Harde cijfers zijn er niet, maar er zijn wel schattingen, weet Höppener. Waarschijnlijk zijn er zo'n 7000 mensen omgekomen in de instellingen. Vaak zijn ze anoniem begraven. "Je moet je voorstellen dat bijvoorbeeld in Den Dolder iedere week een grote kar met dode mensen naar de begraafplaats ging. Daar werden ze in een collectief graf gestort."

Of er opzet in het spel was? "Ik weet niet of het een bewuste tactiek was. De machthebbers vonden dat ze minder hoefden te investeren in mensen die niet werken. Ze kregen minder calorieën dan patiënten in algemene ziekenhuizen, vanuit de gedachte dat ze toch minderwaardig waren. Dat is vreselijk."

De voorzitter van Vergeten Slachtoffers hoopt dat het NIOD-onderzoek in beeld zal brengen wat er met de patiënten is gebeurd. "We weten precies hoeveel Joodse slachtoffers er in psychiatrische instellingen zijn gevallen, die zijn met naam bekend. Terecht ook dat daar goed onderzoek naar gedaan is, maar over de anderen weten we veel minder."

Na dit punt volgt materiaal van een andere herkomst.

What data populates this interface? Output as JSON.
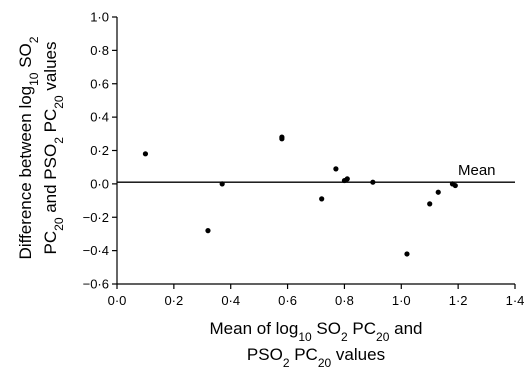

"Het is eigenlijk wegkijken geweest tot op de dag van vandaag. We willen eerherstel voor die mensen die overleden zijn, vaak anoniem. Familieleden hebben het recht om te weten wat er met hun dierbaren is gebeurd."

Geld nodig

Er is bijna 500.000 euro voor het onderzoek, beschikbaar gesteld door de regering en verschillende instellingen, maar eigenlijk is er meer nodig.

De stichting heeft een beroep gedaan op verschillende fondsen maar er kwam er niet één over de brug, tot teleurstelling van Höppener. "Het is voor mij onbegrijpelijk dat we van niemand ook maar 1 cent gekregen hebben. Daar hebben ze allemaal rationele argumenten voor, maar waar is het hart gebleven?"